About me

I grew up in the very middle of the United States, on the prairie, in the sandhills of Kansas. I wanted to be a paleontologist as a kid, before wanting to learn how the brain worked, before wanting to be a theoretical physicist. When I was nine, I was having panic attacks about a possible Soviet nuclear attack, because the only encyclopedia my family owned was published in 1989, just before the Iron Curtain came down. When I was thirteen, I built a hovercraft out of a vacuum cleaner, and my mom still thinks that’s the most interesting thing about me for some reason. I transferred colleges a few times, eventually landing at the University of Iowa, where I majored in philosophy and minored in ancient civilizations.
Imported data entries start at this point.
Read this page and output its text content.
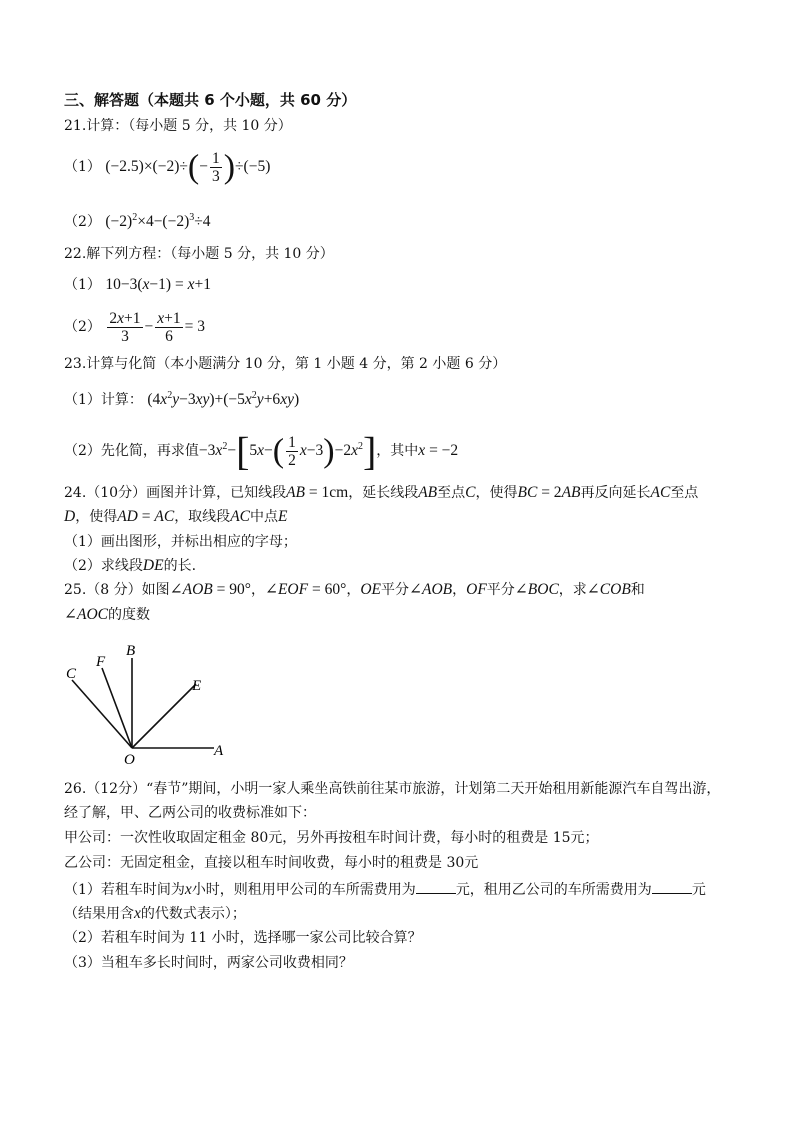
三、解答题（本题共 6 个小题，共 60 分）
21.计算：（每小题 5 分，共 10 分）
（1） $(-2.5)\times(-2)\div(- \frac{1}{3} )\div(-5)$
（2） $(-2)^2\times 4-(-2)^3\div 4$
22.解下列方程：（每小题 5 分，共 10 分）
（1） 10−3(x−1) = x+1
$(2) \frac{2x+1}{3} - \frac{x+1}{6} = 3$
23.计算与化简（本小题满分 10 分，第 1 小题 4 分，第 2 小题 6 分）
（1）计算： $(4x^2y-3xy)+(-5x^2y+6xy)$
（2）先化简，再求值$-3x^2-[5x-( \frac{1}{2} x-3)-2x^2]$，其中x = −2
24.（10分）画图并计算，已知线段AB = 1cm，延长线段AB至点C，使得BC = 2AB再反向延长AC至点
D，使得AD = AC，取线段AC中点E
（1）画出图形，并标出相应的字母；
（2）求线段DE的长.
25.（8 分）如图∠AOB = 90°，∠EOF = 60°，OE平分∠AOB，OF平分∠BOC，求∠COB和
∠AOC的度数
C
F
B
E
O
A
26.（12分）“春节”期间，小明一家人乘坐高铁前往某市旅游，计划第二天开始租用新能源汽车自驾出游，经了解，甲、乙两公司的收费标准如下：
甲公司：一次性收取固定租金 80元，另外再按租车时间计费，每小时的租费是 15元；
乙公司：无固定租金，直接以租车时间收费，每小时的租费是 30元
（1）若租车时间为x小时，则租用甲公司的车所需费用为	元，租用乙公司的车所需费用为	元（结果用含x的代数式表示）；
（2）若租车时间为 11 小时，选择哪一家公司比较合算？
（3）当租车多长时间时，两家公司收费相同？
In 2014, I moved to Colorado and helped start a local bean-to-bar chocolate shop. I earned a master’s degree in philosophy from Colorado State University in 2018, writing a thesis on the father of American Pragmatism, the philosopher Charles Sanders Peirce. I was interested in his statistical account of the laws of nature.
In 2019, I left the States for Budapest, where I started a PhD in philosophy, but in 2020 I had to come back because of the COVID-19 pandemic. Now, I live in Pittsburgh, have a great job, and I get to learn whatever I want on my own time, which is awesome.